Al termine della recita di Ernani, avvenuta il 29 novembre scorso al Teatro Sociale di Como,  ho desiderato conoscere il baritono Alessandro Luongo, che ci ha dato un’ottima prova nel ruolo di Carlo, famoso rivale di ben…. due rivali.

Già dalle prime frasi del primo atto, ho avuto l’impressione che la voce di Luongo fosse governata da una vera tecnica del fiato. La mia impressione si è avvalorata  durante l’intera esecuzione dell’opera.  Ho forse un po’ temuto, anzi…senza il forse, che nel terzo atto Luongo potesse cedere alla tentazione di andare oltre le sue possibilità.  Cosa non avvenuta. Conversando con lui, ho avuto la conferma della sua notevole consapevolezza dei propri mezzi vocali. Infatti, ha dichiarato appunto di esser cosciente di quelle difficoltà del terz’atto, non tanto per non essere in grado di affrontarle, quanto  per il pericolo  di venir trascinato al di là della propria vocalità.  A questo punto è stato simpatico notare l’espressione seria del suo volto, che ha anticipato le sue parole, quando ho immaginato che,  per il momento, escluderebbe di cantare Macbeth, Rigoletto, Simone e Iago.  Le mie deduzioni hanno trovato pronta e categorica conferma.   La sua prudenza, il cui risultato è un controllo costante,  era connotata perfino da una “sana” paura.

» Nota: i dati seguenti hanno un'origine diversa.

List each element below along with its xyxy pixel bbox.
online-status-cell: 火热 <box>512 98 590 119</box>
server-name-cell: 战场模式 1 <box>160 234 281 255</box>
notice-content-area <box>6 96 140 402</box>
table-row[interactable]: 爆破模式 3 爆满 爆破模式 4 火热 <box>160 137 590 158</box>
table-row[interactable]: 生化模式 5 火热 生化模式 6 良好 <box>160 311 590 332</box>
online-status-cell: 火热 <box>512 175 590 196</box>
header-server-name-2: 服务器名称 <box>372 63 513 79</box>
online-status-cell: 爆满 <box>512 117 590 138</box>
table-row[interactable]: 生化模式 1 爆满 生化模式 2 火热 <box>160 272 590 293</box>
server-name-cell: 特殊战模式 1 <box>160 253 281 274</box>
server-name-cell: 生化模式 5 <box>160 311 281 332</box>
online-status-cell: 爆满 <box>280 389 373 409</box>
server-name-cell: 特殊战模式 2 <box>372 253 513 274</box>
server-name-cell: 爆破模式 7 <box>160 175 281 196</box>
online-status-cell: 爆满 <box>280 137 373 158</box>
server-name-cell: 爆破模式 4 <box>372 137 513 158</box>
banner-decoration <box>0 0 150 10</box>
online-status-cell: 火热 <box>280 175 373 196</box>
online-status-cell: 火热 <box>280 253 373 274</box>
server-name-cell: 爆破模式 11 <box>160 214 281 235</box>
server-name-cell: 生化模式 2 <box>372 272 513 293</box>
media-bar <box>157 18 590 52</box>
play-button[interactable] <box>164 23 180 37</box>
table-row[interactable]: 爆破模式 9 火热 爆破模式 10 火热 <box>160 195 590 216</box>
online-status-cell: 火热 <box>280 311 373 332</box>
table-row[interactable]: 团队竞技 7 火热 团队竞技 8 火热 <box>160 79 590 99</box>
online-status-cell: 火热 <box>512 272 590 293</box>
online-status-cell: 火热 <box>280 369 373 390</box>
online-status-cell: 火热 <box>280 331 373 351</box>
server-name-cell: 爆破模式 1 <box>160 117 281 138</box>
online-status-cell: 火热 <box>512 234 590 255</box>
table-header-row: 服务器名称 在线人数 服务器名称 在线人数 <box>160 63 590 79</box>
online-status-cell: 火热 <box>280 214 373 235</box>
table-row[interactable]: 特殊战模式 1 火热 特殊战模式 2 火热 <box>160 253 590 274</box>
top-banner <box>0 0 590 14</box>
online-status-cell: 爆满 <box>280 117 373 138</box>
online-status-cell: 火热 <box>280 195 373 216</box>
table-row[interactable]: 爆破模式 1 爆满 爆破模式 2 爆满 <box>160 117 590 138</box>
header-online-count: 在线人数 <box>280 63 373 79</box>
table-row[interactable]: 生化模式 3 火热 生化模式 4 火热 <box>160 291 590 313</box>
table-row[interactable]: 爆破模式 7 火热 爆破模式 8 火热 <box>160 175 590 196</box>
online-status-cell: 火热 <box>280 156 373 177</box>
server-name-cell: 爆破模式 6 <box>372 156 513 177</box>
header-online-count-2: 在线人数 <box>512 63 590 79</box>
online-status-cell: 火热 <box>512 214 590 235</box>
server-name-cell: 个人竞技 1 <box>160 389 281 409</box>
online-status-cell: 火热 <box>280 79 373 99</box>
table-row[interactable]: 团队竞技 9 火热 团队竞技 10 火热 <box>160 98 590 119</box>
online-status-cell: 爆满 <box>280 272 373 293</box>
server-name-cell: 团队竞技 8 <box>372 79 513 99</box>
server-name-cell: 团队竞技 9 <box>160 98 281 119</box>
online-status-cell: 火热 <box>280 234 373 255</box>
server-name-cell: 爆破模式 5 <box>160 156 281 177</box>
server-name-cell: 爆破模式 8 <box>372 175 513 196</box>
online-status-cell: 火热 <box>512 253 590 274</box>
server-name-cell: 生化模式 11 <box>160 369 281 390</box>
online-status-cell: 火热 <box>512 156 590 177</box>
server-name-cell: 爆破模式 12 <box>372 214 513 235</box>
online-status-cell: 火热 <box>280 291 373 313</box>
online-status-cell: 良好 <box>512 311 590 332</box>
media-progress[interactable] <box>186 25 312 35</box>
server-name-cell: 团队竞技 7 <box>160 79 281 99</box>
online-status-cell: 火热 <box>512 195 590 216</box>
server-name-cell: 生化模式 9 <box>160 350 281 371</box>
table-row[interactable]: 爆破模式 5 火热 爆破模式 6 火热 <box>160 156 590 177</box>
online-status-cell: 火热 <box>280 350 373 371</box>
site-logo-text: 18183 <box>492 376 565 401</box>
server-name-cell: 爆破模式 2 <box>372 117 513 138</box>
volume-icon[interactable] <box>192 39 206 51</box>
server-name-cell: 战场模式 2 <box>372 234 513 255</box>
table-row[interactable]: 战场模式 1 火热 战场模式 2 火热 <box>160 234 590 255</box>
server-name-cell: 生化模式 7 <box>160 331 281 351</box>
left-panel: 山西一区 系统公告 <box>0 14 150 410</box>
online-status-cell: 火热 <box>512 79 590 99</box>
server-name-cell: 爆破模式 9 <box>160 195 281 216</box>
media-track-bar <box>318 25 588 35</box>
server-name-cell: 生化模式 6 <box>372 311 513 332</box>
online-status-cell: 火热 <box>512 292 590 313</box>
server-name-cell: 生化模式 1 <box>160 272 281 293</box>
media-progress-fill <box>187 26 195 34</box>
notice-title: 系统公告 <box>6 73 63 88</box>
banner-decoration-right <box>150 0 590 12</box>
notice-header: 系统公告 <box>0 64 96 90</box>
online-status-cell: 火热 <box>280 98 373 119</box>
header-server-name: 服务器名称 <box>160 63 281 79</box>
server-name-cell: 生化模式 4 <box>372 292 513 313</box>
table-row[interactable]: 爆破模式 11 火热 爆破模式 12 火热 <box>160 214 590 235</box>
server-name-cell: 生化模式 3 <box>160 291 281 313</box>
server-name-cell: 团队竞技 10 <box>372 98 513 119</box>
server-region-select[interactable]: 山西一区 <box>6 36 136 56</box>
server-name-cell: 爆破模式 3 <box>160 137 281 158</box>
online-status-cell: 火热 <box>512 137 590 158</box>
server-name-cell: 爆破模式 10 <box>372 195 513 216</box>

“Sana” paura e non ansia ossessiva è quella che dovrebbe caratterizzare il rapporto del cantante con la propria voce. Abbiamo ricordato, a tale proposito, uno degli  esempi più encomiabili di amministrazione della propria vocalità e cioè quello della grande e indimenticabile Mirella Freni, che ha connotato le scelte della sua carriera con dei clamorosi “no”.  Anche Luongo ha affermato di aver detto i suoi “no”. E’ molto positivo da parte sua che abbia precisato d’aver cantato del repertorio verdiano solo Germont e il conte di Luna oltre a Carlo dell’Ernani.  Ha espresso simpatia per il ruolo di Enrico della Lucia donizettiana. Cliccando su youtube, lo possiamo ammirare nei panni del Figaro rossiniano, del conte delle Nozze mozartiane e dell’händeliano Polypheme.

Da non dimenticare l’affabilità con la quale Luongo ha manifestato la sua coscienza di tecnica vocale.  Infatti, alla mia richiesta di esprimere un parere su Dietrich Fisher Dieskau, anche in questo caso il suo viso ha risposto ancor prima delle parole, che sentiva inadeguate per esprimere tutta la sua ammirazione per il grandissimo baritono recentemente scomparso e da lui definito senza mezzi termini un “genio”. Impossibile non condividere. Purtroppo è impossibile anche evitare la delusione, che si prova, quando cantanti anche affermati deprezzano il magistero ineludibile di certi loro illustri predecessori. Non è certo il caso di Luongo, che gode di rara consapevolezza e di instancabile voglia di approfondire la conoscenza della tecnica e dell’espressione.

Sempre triste notare che, se tutto questo dovrebbe essere scontato, invece è raro  patrimonio di pochi e del numero ancora inferiore di quelli, che sanno attuarlo. Fra questi c’è il nostro Alessandro Luongo, che, durante il prossimo Maggio musicale fiorentino,  canterà e reciterà –  visto che non gli manca neppure un disinvolto gioco scenico –  nei panni del mozartiano Don Giovanni sotto la direzione di Zubin Metha. Sono sicuro che supererà brillantemente la prova.